Hamentaschen – gluten-free and can be vegan!

Hamentashen

Hamentashen are a traditional Jewish cookie, served at the holiday Purim. They are shaped like the three-cornered hat of Hamen, the villain in the Purim story.

Oh today we’ll merry, merry be.
Oh today we’ll merry, merry be.
Oh today we’ll merry, merry be.
And nosh some Hamentaschen.  :)

How to shape the dough

How to shape the dough

Years ago, I wanted to try making gluten-free Hamentaschen. So I searched the web and found a recipe by someone named Ellen Switkes. It works great! I have been making this recipe for years. The Hamentashen come out tasting a bit more like cookies and a bit less like bread dough than traditional Hamentashen — they are very yummy.
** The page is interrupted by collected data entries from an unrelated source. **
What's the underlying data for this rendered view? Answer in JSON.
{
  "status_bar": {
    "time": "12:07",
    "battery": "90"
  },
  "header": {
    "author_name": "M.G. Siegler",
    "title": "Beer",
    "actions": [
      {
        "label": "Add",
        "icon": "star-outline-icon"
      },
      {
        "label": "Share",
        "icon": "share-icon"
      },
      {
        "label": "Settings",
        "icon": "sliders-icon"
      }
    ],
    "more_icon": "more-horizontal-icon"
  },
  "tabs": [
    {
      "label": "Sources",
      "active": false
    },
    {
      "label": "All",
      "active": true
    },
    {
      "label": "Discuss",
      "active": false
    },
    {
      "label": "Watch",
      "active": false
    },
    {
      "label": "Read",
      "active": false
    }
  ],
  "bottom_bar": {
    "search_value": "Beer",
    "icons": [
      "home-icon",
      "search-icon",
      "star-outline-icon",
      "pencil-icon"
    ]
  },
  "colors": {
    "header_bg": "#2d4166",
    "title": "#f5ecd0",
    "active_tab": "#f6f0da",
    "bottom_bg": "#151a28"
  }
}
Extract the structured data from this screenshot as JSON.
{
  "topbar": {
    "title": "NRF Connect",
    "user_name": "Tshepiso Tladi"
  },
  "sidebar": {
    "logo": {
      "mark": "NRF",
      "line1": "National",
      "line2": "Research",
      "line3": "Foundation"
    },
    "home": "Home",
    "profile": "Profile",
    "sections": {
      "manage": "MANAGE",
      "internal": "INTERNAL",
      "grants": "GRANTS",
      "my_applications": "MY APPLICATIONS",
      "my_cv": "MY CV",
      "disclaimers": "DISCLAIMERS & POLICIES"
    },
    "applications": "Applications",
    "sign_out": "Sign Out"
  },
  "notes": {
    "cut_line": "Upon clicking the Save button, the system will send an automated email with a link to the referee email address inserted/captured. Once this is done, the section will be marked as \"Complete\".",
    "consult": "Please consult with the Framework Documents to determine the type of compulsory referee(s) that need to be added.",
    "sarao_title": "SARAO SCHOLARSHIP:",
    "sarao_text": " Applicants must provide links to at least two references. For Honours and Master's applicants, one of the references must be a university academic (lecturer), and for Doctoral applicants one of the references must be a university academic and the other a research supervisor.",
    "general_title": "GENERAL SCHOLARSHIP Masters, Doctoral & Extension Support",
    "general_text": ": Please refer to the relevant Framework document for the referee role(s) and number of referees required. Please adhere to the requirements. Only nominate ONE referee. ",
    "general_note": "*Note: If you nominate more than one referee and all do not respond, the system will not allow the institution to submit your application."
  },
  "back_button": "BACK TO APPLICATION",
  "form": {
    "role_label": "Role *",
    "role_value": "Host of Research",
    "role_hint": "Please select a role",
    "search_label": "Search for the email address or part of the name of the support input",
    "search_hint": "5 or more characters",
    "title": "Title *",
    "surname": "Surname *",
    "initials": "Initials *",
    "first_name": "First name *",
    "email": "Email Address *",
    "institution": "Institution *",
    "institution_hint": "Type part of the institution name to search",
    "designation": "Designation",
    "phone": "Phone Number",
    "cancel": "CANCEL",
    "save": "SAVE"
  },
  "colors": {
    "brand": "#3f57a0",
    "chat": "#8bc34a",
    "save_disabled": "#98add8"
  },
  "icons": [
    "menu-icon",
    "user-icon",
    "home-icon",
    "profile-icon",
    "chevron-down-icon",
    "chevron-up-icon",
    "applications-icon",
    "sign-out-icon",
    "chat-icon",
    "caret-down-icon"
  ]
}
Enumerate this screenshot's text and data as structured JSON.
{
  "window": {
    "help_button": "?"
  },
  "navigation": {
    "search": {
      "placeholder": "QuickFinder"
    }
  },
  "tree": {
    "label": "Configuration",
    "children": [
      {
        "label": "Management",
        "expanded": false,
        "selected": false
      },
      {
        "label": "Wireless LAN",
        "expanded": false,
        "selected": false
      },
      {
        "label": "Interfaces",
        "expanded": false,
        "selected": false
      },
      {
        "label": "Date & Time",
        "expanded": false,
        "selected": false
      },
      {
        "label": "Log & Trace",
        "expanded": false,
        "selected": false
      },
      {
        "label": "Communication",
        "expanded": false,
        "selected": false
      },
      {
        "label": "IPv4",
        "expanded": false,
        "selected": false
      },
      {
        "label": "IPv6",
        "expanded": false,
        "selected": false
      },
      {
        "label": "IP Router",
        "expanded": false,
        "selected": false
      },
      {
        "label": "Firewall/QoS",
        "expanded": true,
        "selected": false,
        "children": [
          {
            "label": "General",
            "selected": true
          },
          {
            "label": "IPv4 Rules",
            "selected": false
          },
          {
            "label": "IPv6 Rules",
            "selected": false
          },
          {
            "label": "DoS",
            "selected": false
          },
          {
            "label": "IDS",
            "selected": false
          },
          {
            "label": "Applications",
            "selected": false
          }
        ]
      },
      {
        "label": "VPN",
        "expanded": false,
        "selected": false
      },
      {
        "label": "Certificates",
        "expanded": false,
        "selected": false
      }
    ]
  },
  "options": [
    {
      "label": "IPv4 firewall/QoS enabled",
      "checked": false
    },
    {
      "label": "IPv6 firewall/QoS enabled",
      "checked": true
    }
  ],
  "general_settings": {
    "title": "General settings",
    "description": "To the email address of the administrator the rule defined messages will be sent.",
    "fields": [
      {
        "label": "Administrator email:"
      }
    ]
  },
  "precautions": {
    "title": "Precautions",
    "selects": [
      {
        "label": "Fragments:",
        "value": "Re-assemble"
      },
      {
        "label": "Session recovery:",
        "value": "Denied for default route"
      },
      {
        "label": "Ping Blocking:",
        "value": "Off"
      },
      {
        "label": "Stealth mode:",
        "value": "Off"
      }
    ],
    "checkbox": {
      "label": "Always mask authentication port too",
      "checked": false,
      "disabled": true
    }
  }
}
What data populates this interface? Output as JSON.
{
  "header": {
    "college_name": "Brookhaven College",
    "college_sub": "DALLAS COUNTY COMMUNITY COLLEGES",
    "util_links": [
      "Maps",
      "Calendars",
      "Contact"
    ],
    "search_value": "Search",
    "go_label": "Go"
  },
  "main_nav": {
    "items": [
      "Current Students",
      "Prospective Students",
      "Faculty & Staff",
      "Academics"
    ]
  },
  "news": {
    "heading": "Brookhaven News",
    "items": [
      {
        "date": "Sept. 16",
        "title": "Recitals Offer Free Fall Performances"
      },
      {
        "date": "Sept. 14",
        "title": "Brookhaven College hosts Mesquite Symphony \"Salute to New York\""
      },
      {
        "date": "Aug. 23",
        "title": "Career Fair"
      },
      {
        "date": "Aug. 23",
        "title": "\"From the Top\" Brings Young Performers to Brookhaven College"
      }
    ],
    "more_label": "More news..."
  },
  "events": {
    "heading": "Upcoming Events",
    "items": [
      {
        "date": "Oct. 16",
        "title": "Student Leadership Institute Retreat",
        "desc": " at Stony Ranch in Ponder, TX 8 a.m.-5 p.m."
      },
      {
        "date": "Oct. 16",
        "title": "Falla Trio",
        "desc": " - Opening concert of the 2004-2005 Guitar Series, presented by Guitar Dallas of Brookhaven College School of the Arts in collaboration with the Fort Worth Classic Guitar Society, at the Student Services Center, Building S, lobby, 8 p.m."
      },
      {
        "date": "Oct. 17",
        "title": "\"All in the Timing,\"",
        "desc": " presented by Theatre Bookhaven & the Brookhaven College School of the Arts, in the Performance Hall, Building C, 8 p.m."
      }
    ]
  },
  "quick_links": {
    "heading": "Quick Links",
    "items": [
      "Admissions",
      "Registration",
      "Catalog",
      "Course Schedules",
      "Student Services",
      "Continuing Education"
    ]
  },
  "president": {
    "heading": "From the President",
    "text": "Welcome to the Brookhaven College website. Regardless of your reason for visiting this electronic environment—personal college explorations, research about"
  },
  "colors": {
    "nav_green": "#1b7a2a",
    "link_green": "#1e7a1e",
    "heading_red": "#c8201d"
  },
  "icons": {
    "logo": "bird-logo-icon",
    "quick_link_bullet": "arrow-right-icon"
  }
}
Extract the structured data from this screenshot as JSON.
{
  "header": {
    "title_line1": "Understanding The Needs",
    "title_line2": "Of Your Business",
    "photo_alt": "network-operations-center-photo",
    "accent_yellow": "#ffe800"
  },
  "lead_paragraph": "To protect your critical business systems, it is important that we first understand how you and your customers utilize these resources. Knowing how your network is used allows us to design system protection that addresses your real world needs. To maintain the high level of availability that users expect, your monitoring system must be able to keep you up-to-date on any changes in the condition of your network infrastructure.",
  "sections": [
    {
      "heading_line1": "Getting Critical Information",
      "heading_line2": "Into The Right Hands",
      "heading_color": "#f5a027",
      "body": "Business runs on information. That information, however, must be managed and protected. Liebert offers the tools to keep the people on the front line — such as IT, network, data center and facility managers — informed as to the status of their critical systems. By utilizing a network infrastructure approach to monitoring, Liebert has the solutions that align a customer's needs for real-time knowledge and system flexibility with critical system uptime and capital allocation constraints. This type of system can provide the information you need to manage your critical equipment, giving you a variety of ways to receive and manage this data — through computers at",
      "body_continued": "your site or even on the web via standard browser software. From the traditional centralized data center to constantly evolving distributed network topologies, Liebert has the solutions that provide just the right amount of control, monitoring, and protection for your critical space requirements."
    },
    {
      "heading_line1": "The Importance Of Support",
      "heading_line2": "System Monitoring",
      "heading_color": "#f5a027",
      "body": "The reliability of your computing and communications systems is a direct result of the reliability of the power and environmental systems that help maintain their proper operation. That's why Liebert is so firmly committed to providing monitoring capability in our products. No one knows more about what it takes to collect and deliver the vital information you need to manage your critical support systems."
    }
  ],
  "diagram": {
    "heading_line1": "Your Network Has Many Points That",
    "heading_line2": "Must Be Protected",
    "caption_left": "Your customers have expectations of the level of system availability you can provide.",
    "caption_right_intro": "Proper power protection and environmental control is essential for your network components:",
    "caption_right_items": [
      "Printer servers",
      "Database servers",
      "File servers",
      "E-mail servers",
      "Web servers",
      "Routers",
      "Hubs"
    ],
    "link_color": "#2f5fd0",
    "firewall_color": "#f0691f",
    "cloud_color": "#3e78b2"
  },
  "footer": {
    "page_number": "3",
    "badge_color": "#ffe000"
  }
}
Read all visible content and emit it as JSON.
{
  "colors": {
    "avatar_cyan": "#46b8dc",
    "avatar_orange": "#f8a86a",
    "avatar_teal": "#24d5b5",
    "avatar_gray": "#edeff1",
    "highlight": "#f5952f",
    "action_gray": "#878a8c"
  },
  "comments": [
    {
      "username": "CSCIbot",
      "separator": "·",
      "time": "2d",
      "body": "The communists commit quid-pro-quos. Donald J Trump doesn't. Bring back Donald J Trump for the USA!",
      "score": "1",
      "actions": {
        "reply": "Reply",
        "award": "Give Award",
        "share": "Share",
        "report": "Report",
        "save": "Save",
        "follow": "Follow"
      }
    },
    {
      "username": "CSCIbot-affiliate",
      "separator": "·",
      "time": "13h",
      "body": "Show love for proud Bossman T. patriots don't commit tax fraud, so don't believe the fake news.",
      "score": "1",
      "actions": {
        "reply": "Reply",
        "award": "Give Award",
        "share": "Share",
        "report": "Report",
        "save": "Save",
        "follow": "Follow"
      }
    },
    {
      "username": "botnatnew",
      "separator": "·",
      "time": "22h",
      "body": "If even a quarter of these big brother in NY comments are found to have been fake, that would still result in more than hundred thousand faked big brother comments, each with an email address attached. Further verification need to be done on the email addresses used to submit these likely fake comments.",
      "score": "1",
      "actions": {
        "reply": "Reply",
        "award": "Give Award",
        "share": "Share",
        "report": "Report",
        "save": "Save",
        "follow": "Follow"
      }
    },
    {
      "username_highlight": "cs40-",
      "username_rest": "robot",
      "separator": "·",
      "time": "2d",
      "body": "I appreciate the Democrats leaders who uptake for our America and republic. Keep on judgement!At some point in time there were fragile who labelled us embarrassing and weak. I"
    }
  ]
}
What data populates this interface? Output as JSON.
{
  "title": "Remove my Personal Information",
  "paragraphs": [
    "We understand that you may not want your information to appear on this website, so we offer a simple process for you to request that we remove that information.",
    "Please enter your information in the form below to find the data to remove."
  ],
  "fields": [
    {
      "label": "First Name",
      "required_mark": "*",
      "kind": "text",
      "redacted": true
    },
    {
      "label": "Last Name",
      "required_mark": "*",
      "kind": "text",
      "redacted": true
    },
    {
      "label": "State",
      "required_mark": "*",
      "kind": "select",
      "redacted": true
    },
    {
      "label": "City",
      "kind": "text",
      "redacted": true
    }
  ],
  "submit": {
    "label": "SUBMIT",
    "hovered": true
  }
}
This year my daughter and I tried making this recipe vegan. The Hamentashen came out great that way too!

Hamentashen

Hamentashen after baking

The one thing that I will do differently next year is that this year I used some teff flour in my flour mix, and teff makes dough look brown and whole-wheat-y. So next year I plan to use a flour mix next year that doesn’t have any teff in it, so that the Hamentashen come out looking more of the color of traditional Hamentashen.

 

 

Twice I have made Rainbow Hamentashen. Someday I will post the recipe! The batch in the picture below was particularly neat because all of the coloring was done with food: beets, cocoa powder, and spinach. Yum!

 

 

Ellen Switkes says: Don’t wait until Purim.

rainbow hamentashen

Hamentaschen - gluten-free and can be vegan!
 
Prep time
Cook time
Total time
 
Hamentashen are a yummy traditional dessert food for the Jewish holiday Purim. These are gluten-free, and optionally vegan. Happy Purim!
Author:
Recipe type: dessert
Cuisine: Jewish
Serves: 29 Hamentaschens
Ingredients
Dough
  • 2 eggs or 2 flax eggs
  • 2 1/4 cups flour mixture (for example 3/4 cup each quinoa flour, garbanzo flour & potato starch - or whatever flour mix you prefer)
  • 3/4 cup sugar
  • 1 teaspoon xanthan or guar gum (only if you used gluten-free flour, and only if it doesn't already contain this)
  • 2 teaspoons baking powder (or 2/3 teaspoon baking soda + 2/3 teaspoon cream of tartar)
  • 1/2 cup oil (eg. organic canola oil)
  • 1/2 teaspoon gluten-free vanilla extract
Filling
  • chocolate chips, or other traditional Hamentashen filling such as jelly or stewed dried apricots
Instructions
  1. Preheat oven to 350 degrees.
  2. If you are using flax eggs, mix them up and let them sit while you mix the rest of the ingredients.
  3. In a mixing bowl, mix all dry ingredients, to prevent lumps.
  4. Add the wet ingredients, including the eggs or flax eggs. Stir well.
  5. The dough should have the consistency of fabulous fresh playdough, straight from the can. If it is wetter or dryer than that, add some flour mix or a tablespoon of water and stir again, and repeat until you have a dough with the perfect consistency.
  6. Break off a blob of dough that is about 1 inch in diameter. Roll it into a ball, then pat it into a flat circle on a fabulously non-stick cookie sheet. The circle should be about 2 1/2 inches wide. Carefully pat any raggedy edges together, so that you end up with edges that are perfectly smooth and round.
  7. Put 1-2 teaspoonfuls of filling in the middle of the circle. Less filling works better than more -- you can always add another dab of filling after the cookie is shaped if you want to. Then carefully fold each of the three sides upward, forming a triangle. Pinch the corners together, so that it will hold its shape. If it cracks, just pat it back into shape, seal the crack, and it should be fine.
  8. Bake for 10 minutes.
  9. Yum!
  10. Ellen Switkes says: Don't wait until Purim.